The report called on lawmakers to pass legislation aimed to increase release pathways for incarcerated persons, maintain their rights and increase oversight of the Department of Correction and Community Supervision. The report voiced support for several legislative initiatives, including the Second Look Act, the CARE ACT, the Elder Parole bill and many others.
Chief among the report's legislative demands was the full reimplementation of the Humane Alternatives to Long-Term Solitary Confinement Act, which bans the use of solitary confinement in state prisons. The HALT Act was suspended during the wildcat correctional officer union strike last year, and has not been fully reimplemented in the months following the strike’s end.
“Prisons must finally and fully implement the HALT Solitary Law, and the Governor and legislature must expand pathways of release from these deadly prisons and transform the environments inside, including by enacting Elder Parole, Fair and Timely Parole, Rights Behind Bars, and Sentencing Reforms. Incarcerated peoples’ lives matter,” Jerome R. Wright, co-director of the HALT Solitary Campaign, said.

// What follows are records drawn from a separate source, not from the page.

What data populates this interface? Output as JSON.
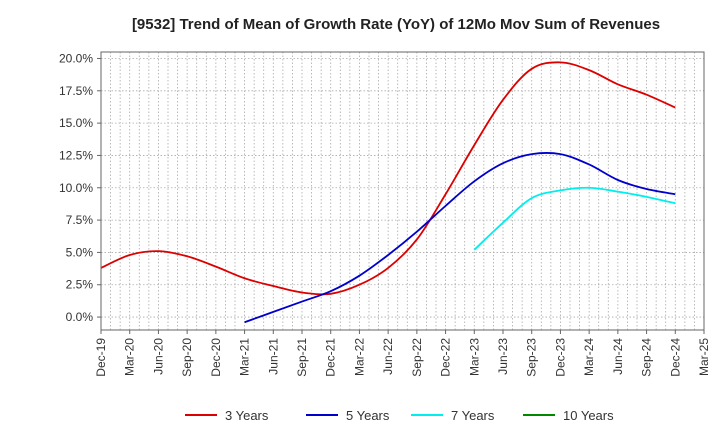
{
  "chart_data": {
    "type": "line",
    "title": "[9532]  Trend of Mean of Growth Rate (YoY) of 12Mo Mov Sum of Revenues",
    "xlabel": "",
    "ylabel": "",
    "ylim": [
      -1.0,
      20.5
    ],
    "yticks": [
      0,
      2.5,
      5,
      7.5,
      10,
      12.5,
      15,
      17.5,
      20
    ],
    "ytick_labels": [
      "0.0%",
      "2.5%",
      "5.0%",
      "7.5%",
      "10.0%",
      "12.5%",
      "15.0%",
      "17.5%",
      "20.0%"
    ],
    "x_categories": [
      "Dec-19",
      "Mar-20",
      "Jun-20",
      "Sep-20",
      "Dec-20",
      "Mar-21",
      "Jun-21",
      "Sep-21",
      "Dec-21",
      "Mar-22",
      "Jun-22",
      "Sep-22",
      "Dec-22",
      "Mar-23",
      "Jun-23",
      "Sep-23",
      "Dec-23",
      "Mar-24",
      "Jun-24",
      "Sep-24",
      "Dec-24",
      "Mar-25"
    ],
    "grid": true,
    "legend_position": "bottom",
    "series": [
      {
        "name": "3 Years",
        "color": "#dd0000",
        "points": [
          [
            0,
            3.8
          ],
          [
            1,
            4.8
          ],
          [
            2,
            5.1
          ],
          [
            3,
            4.7
          ],
          [
            4,
            3.9
          ],
          [
            5,
            3.0
          ],
          [
            6,
            2.4
          ],
          [
            7,
            1.9
          ],
          [
            8,
            1.8
          ],
          [
            9,
            2.5
          ],
          [
            10,
            3.8
          ],
          [
            11,
            6.0
          ],
          [
            12,
            9.5
          ],
          [
            13,
            13.3
          ],
          [
            14,
            16.8
          ],
          [
            15,
            19.2
          ],
          [
            16,
            19.7
          ],
          [
            17,
            19.1
          ],
          [
            18,
            18.0
          ],
          [
            19,
            17.2
          ],
          [
            20,
            16.2
          ]
        ]
      },
      {
        "name": "5 Years",
        "color": "#0000cc",
        "points": [
          [
            5,
            -0.4
          ],
          [
            6,
            0.4
          ],
          [
            7,
            1.2
          ],
          [
            8,
            2.0
          ],
          [
            9,
            3.2
          ],
          [
            10,
            4.8
          ],
          [
            11,
            6.6
          ],
          [
            12,
            8.6
          ],
          [
            13,
            10.5
          ],
          [
            14,
            11.9
          ],
          [
            15,
            12.6
          ],
          [
            16,
            12.6
          ],
          [
            17,
            11.8
          ],
          [
            18,
            10.6
          ],
          [
            19,
            9.9
          ],
          [
            20,
            9.5
          ]
        ]
      },
      {
        "name": "7 Years",
        "color": "#00eeee",
        "points": [
          [
            13,
            5.2
          ],
          [
            14,
            7.3
          ],
          [
            15,
            9.2
          ],
          [
            16,
            9.8
          ],
          [
            17,
            10.0
          ],
          [
            18,
            9.7
          ],
          [
            19,
            9.3
          ],
          [
            20,
            8.8
          ]
        ]
      },
      {
        "name": "10 Years",
        "color": "#008800",
        "points": []
      }
    ]
  }
}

According to recently recorded and published data from DOCCS, there are currently more than 33,000 people incarcerated in New York prison facilities. According to the Correctional Association of New York, DOCCS reported 143 deaths in custody last year. This represented the highest number of in-custody deaths in the past five years and a 34 percent increase from the 107 deaths reported in 2023.

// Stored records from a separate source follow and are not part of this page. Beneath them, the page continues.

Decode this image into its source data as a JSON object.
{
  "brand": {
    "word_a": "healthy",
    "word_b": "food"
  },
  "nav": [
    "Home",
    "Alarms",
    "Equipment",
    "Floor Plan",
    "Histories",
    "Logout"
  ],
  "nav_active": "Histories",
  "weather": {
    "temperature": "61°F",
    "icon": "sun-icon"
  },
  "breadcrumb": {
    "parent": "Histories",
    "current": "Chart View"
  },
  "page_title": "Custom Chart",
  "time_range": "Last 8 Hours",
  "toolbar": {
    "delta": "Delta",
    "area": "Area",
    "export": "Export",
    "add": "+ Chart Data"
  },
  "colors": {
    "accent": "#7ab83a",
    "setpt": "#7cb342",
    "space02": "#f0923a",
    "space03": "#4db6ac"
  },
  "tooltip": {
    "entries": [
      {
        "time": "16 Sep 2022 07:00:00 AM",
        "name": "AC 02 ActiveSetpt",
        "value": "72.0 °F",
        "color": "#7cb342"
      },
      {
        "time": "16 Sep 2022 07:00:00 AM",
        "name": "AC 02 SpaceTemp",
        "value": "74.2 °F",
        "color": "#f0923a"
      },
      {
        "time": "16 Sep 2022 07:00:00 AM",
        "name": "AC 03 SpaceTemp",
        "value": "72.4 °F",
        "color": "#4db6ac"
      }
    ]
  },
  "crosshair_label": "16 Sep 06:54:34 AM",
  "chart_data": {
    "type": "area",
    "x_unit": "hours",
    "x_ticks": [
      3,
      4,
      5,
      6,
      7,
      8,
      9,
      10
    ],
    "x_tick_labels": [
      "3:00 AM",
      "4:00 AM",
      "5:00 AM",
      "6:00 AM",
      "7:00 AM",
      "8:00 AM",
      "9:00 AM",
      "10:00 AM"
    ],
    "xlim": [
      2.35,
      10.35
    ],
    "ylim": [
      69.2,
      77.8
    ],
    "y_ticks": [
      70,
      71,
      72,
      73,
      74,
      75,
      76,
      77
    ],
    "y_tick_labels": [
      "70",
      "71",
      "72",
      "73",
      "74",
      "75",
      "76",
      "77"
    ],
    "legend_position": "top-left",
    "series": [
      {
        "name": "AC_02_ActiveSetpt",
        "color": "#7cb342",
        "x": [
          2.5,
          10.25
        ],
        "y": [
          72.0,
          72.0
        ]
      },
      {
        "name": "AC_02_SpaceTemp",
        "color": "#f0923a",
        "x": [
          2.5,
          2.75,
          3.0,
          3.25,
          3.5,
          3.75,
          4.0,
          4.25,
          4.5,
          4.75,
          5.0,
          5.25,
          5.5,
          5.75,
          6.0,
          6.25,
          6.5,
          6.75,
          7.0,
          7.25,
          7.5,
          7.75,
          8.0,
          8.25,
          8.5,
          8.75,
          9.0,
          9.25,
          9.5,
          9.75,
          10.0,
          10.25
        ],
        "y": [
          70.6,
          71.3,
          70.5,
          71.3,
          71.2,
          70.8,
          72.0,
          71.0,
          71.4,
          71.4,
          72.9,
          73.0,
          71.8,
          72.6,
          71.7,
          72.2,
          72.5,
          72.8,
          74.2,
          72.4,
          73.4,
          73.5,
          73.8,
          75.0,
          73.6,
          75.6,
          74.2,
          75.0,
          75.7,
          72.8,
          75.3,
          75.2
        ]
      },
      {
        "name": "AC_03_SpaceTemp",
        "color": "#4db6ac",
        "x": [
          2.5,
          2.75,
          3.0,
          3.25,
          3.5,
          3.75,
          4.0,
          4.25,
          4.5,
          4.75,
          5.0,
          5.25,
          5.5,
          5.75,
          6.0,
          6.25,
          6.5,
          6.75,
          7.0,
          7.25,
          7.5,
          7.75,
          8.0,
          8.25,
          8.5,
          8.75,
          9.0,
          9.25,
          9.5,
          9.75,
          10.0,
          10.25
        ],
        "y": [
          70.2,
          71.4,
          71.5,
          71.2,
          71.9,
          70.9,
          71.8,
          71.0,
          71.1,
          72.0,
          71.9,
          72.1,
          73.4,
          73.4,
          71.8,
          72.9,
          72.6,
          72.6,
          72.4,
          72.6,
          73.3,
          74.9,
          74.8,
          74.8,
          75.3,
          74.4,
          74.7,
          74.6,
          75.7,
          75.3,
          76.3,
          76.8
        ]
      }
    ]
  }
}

While conditions inside state prisons have always been condemned by prison reform advocates, last year saw a series of deaths inside prisons that spurred outrage and anger from more elected officials.
The death of 43-year-old Robert Brooks, who was beaten and strangled by correctional officers inside Marcy’s Correctional Facility, started a renewed call for prison reform after videos of his death were published. Robert Brooks’ father, Robert Ricks, added his own voice in support of the report’s findings.
“In December of 2024, New York’s violent, racist, and inhumane prison system enabled correction officers to murder my son, Robert Brooks, in cold blood,” Ricks said in a statement. “This report makes it clear that the execution of Robert was not a standalone occurrence; it was the norm. It should not be normal that government employees can assault and kill a New Yorker in their care. Yet that is exactly the case—our State prisons have normalized the killing, torture, and brutalization of New Yorkers, with rare instances of accountability or justice.”
“State leaders have a moral obligation to implement the recommendations outlined in this report, or the blood of future murders by prison staff is on their hands,” Ricks added.